The other OEM didn’t use Everstream. They had to begin a new sourcing strategy days after the flooding while the powertrain supplier was trying to avoid a plant shutdown.
Navigating the network graph
Achieving sub-tier visibility is only one step on the road to next-generation supply chain resilience and risk management. Where automotive companies might have looked at 10,000 direct material suppliers before, suddenly there are 100.000+ suppliers to manage. Companies often ask themselves how to understand and manage these newly revealed sub-tier supply chain relationships.

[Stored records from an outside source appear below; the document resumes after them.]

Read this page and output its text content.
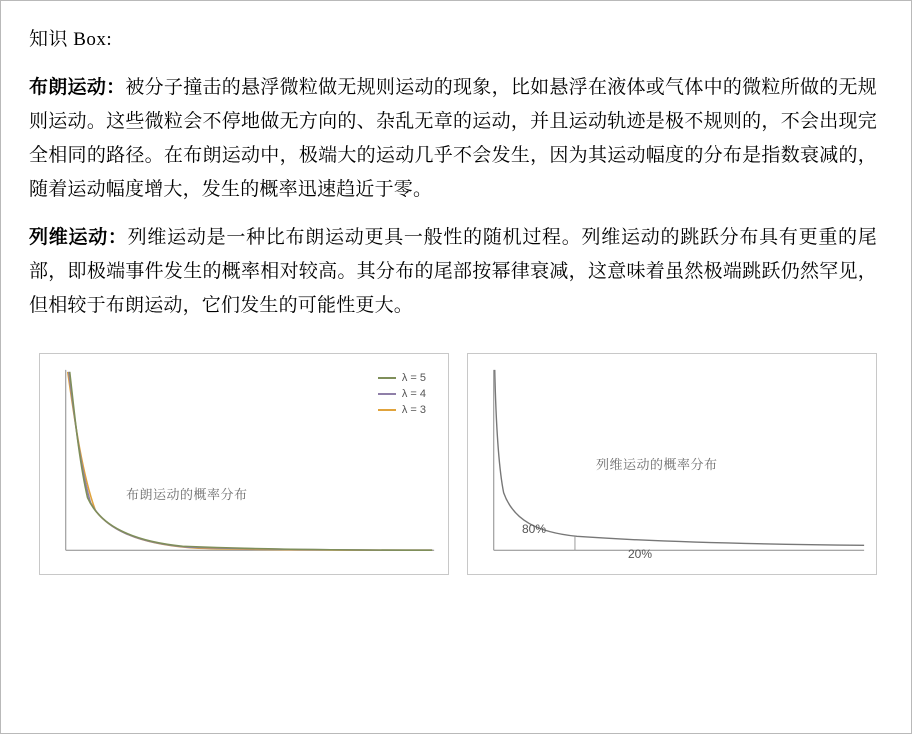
知识 Box:

布朗运动：被分子撞击的悬浮微粒做无规则运动的现象，比如悬浮在液体或气体中的微粒所做的无规则运动。这些微粒会不停地做无方向的、杂乱无章的运动，并且运动轨迹是极不规则的，不会出现完全相同的路径。在布朗运动中，极端大的运动几乎不会发生，因为其运动幅度的分布是指数衰减的，随着运动幅度增大，发生的概率迅速趋近于零。

列维运动：列维运动是一种比布朗运动更具一般性的随机过程。列维运动的跳跃分布具有更重的尾部，即极端事件发生的概率相对较高。其分布的尾部按幂律衰减，这意味着虽然极端跳跃仍然罕见，但相较于布朗运动，它们发生的可能性更大。

λ = 5
λ = 4
λ = 3
布朗运动的概率分布
80%
20%
列维运动的概率分布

One emerging approach involves the use of in network graphing technologies, which can help procurement and risk management specialists to navigating through high volumes of complex supplier data. “Asking the right questions to a network graph is vital to achieve results.” says Jim Hayden, Chief Data Scientist at Everstream Analytics.
Mark S. Granovetter argues in The Strength of Weak Ties that the overlap of friendship networks is directly tied to the relationship between each other. This thesis is fundamental for network graphing theory. In the context of sub-tier supply chains, a question to ask is: How often do same-tier suppliers interact with each other?
Whenever a major adverse event occurs, such as an earthquake, a hurricane, or a regional production shutdown, there is one question procurement executive get asked by the board: Do we have suppliers in the area? The network graph is poised to answer this exact question yielding the necessary results quickly.
Combining media monitoring and network graph technology, meanwhile, can enable the efficient monitoring of potential unfair working conditions, supplier-caused environmental damage, or other brand risks. Does my sub-tier supplier engage in unsustainable work practices? This today is still a very tricky question to answer for most automotive companies. Soon, the answer will be only a mouse click away.